Last month, it was announced that hackers had breached the software vendor SolarWinds, which works with multiple US government agencies, and had disguised the hack through software updates.

The hack, which also targeted private companies including Microsoft and Amazon, started in March 2020, but was only discovered in December.

Prominent US figures claimed that Russia and its SVR intelligence agency were behind the cyberattack of up to 250 federal agencies and businesses. The country denied the claims, saying that they lacked evidence.

Despite the scale of the hack, US officials have publicly said that they do not believe that classified systems and sensitive communications were breached, according to The Week.

However, The New York Times reported on Saturday that the same officials have now privately said that they are not sure what was taken or accessed during the hack.
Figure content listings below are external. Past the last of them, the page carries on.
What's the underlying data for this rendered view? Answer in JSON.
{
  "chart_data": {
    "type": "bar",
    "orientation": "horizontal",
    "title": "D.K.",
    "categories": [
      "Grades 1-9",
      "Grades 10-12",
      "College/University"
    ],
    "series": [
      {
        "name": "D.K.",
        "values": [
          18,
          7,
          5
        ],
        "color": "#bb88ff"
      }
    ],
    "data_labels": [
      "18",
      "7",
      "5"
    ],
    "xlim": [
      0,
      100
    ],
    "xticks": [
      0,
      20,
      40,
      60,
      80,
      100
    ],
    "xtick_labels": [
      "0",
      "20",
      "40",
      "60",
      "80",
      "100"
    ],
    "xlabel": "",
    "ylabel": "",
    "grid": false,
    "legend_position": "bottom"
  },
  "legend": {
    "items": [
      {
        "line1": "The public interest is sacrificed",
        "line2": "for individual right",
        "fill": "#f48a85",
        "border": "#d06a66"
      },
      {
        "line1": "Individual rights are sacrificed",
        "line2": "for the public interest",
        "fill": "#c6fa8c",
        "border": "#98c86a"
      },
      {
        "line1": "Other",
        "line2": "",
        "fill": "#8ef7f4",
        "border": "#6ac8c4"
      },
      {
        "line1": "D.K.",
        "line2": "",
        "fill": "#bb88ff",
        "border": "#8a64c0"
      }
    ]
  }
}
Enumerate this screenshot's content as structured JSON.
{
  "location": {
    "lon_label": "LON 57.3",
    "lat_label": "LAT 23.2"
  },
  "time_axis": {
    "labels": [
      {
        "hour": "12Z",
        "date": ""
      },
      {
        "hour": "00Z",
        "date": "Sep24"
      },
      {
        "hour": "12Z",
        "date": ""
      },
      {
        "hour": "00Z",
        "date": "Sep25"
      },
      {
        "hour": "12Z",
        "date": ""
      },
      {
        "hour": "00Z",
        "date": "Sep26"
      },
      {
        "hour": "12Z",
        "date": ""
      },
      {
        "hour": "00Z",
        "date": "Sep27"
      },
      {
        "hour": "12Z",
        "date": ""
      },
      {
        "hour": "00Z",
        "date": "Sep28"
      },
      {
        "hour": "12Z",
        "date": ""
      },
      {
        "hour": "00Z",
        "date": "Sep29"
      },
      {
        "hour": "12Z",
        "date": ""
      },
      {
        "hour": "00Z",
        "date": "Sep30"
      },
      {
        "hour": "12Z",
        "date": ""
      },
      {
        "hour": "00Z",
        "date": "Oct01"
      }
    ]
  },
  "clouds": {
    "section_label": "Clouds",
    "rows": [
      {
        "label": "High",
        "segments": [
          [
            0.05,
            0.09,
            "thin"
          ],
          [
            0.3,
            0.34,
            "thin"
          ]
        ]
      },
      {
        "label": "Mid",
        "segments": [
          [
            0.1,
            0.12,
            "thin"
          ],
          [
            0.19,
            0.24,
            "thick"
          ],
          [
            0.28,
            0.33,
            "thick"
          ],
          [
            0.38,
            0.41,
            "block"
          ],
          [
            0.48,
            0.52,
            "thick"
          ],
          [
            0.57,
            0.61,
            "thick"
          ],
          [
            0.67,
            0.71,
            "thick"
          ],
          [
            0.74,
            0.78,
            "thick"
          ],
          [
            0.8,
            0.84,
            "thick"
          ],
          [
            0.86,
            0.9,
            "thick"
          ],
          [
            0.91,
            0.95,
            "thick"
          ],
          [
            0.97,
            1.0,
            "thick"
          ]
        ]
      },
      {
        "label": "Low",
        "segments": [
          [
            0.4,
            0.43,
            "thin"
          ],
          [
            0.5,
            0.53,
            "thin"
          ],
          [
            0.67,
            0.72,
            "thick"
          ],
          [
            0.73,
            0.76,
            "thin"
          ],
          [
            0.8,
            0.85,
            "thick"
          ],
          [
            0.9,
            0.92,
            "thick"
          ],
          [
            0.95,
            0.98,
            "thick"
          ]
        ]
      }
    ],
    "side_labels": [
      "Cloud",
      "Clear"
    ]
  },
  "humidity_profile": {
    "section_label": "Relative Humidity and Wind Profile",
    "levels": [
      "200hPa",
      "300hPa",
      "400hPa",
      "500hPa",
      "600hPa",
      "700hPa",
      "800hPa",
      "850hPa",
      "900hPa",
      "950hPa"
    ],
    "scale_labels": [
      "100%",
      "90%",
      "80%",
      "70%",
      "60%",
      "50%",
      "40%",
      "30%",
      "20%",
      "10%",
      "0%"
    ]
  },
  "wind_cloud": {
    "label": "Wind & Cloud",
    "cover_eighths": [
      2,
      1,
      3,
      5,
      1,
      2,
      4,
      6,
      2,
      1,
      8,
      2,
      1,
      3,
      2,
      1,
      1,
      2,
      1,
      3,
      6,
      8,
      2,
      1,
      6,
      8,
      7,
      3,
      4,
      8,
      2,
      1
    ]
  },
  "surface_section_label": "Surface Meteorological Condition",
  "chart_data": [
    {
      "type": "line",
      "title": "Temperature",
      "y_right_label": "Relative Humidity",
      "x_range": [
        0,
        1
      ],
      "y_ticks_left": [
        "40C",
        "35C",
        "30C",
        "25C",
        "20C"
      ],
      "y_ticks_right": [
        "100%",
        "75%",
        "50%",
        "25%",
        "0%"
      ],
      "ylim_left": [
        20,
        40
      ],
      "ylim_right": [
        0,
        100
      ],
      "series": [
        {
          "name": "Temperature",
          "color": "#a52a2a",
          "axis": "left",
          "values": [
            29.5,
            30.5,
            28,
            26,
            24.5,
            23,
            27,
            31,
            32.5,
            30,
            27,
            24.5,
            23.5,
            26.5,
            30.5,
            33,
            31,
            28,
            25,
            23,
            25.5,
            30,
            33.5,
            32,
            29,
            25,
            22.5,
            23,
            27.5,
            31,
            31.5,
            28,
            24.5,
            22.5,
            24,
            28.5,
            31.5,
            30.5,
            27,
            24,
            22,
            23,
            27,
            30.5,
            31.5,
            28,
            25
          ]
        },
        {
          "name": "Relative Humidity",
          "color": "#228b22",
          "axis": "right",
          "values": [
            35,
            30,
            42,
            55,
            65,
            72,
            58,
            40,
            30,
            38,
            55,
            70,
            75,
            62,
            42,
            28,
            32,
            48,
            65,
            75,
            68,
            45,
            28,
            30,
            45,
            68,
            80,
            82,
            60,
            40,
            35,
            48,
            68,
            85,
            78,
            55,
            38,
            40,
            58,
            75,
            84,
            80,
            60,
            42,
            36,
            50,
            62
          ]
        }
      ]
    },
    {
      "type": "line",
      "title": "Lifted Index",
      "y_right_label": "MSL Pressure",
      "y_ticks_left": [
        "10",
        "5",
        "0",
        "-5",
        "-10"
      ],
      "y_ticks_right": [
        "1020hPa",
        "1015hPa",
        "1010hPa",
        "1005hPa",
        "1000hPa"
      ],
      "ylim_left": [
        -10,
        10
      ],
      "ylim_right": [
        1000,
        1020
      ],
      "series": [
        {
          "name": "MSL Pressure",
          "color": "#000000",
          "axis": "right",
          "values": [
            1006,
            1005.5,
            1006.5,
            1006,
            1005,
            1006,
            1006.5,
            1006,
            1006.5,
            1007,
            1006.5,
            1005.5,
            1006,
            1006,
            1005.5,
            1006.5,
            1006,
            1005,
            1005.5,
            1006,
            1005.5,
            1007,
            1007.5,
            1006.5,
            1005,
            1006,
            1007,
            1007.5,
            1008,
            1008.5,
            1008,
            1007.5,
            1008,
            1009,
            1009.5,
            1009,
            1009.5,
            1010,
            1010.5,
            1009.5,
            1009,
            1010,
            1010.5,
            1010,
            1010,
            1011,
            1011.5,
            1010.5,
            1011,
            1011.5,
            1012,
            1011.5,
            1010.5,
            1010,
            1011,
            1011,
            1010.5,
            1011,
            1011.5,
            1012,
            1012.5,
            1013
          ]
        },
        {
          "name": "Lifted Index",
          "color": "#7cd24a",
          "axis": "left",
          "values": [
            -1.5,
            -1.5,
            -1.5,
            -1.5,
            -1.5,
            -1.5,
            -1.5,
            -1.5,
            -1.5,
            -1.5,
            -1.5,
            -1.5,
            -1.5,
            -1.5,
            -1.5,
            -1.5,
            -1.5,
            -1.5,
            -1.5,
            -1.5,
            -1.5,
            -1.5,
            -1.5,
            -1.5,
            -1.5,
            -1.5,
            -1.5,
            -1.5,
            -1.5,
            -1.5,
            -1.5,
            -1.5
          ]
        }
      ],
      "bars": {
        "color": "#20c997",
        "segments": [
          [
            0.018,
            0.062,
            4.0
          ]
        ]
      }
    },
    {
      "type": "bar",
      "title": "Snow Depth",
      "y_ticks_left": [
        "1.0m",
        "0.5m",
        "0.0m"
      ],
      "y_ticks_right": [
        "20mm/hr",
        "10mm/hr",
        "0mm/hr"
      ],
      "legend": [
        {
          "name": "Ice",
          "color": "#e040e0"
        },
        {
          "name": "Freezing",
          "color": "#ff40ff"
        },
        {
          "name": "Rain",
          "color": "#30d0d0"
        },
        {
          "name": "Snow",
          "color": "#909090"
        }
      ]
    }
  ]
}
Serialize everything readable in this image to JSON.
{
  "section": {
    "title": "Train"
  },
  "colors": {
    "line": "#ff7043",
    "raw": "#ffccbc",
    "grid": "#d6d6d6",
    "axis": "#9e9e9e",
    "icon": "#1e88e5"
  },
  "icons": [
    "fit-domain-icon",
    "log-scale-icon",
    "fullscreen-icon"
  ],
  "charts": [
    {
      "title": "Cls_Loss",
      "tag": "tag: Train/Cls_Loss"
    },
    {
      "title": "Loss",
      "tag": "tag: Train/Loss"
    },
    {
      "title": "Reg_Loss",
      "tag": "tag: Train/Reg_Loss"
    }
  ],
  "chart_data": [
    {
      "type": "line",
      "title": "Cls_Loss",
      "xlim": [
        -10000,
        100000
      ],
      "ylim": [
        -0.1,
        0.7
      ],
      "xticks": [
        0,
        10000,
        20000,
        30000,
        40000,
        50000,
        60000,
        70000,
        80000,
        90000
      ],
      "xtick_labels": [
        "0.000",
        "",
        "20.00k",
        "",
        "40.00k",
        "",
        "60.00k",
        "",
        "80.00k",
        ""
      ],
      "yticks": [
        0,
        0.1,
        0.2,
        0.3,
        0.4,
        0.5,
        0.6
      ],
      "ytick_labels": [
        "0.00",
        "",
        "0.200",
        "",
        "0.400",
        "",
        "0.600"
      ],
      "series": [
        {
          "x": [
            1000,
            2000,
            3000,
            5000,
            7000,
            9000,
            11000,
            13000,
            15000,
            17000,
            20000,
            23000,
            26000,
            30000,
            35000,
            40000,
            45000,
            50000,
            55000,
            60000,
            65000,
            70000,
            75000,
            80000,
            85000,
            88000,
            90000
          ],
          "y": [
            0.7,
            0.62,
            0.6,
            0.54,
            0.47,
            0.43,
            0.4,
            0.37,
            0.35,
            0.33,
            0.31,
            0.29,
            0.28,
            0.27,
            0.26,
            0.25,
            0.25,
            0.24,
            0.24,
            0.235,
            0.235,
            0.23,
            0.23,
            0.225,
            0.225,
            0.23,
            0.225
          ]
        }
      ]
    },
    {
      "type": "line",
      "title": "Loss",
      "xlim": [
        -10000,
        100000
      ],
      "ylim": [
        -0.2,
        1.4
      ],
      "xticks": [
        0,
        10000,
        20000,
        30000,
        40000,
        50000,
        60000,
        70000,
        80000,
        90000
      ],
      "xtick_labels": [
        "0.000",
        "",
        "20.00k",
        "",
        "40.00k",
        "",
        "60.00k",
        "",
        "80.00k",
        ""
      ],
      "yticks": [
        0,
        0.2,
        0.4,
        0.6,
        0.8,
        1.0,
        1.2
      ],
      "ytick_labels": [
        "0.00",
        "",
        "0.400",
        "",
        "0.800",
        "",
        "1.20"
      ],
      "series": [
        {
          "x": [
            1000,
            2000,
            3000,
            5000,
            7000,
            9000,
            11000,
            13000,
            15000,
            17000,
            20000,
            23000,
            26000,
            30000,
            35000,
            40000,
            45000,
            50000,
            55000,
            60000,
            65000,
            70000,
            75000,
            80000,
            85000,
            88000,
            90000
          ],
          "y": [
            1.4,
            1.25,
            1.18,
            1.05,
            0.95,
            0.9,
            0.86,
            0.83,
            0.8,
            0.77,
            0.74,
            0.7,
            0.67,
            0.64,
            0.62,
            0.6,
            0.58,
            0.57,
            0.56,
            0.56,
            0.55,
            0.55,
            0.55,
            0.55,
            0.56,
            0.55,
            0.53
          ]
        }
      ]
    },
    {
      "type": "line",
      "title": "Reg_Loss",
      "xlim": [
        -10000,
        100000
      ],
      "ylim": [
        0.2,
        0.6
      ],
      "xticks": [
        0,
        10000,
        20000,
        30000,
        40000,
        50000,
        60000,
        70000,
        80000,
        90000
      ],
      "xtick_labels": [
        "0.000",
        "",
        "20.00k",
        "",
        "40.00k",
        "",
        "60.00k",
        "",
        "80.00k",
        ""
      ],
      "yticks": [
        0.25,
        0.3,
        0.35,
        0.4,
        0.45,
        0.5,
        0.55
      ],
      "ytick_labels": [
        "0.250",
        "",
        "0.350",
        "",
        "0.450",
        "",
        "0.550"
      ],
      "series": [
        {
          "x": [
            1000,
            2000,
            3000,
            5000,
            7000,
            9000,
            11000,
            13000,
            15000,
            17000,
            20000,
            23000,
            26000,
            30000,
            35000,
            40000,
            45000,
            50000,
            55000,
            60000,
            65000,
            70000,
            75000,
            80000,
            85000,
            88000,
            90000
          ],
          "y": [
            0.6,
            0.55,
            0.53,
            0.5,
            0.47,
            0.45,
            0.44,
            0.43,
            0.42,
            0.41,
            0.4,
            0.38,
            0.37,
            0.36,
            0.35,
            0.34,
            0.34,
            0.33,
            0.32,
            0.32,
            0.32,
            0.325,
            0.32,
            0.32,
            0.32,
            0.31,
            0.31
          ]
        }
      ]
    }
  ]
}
The Times reported that some officials are concerned that the SVR managed to access unclassified but delicate information from agencies including the Federal Energy Regulatory Commission.

Officials are concerned that hackers accessed Black Start, which is the detailed plans for how the US would restore power to the country if there was a major outage, during the months-long hack.

If that is the case, then the hackers could have a list of systems that it could target to stop the US from restoring power in the event of an outage, according to the Times.

In 2015, Russia shut off power in Ukraine for more than six hours in the height of winter, after undertaking an attack on three energy distribution companies, in the first known successful cyber attack on a power grid.

The Times also reported that the US now believes that the hack was much broader in scope than originally thought, as it thinks that 250 networks were breached, instead of the original estimation of 18.

Officials said that the hackers managed the attack from inside US servers, while the “early warning” sensors placed by Cyber Command and the National Security Agency failed to detect the breach.

Senator Mark Warner, Virginia Democrat and ranking member of the Senate Intelligence Committee, told the Times that the hack “is looking much, much worse than I first feared.”

He added: “The size of it keeps expanding. It’s clear the United States government missed it.”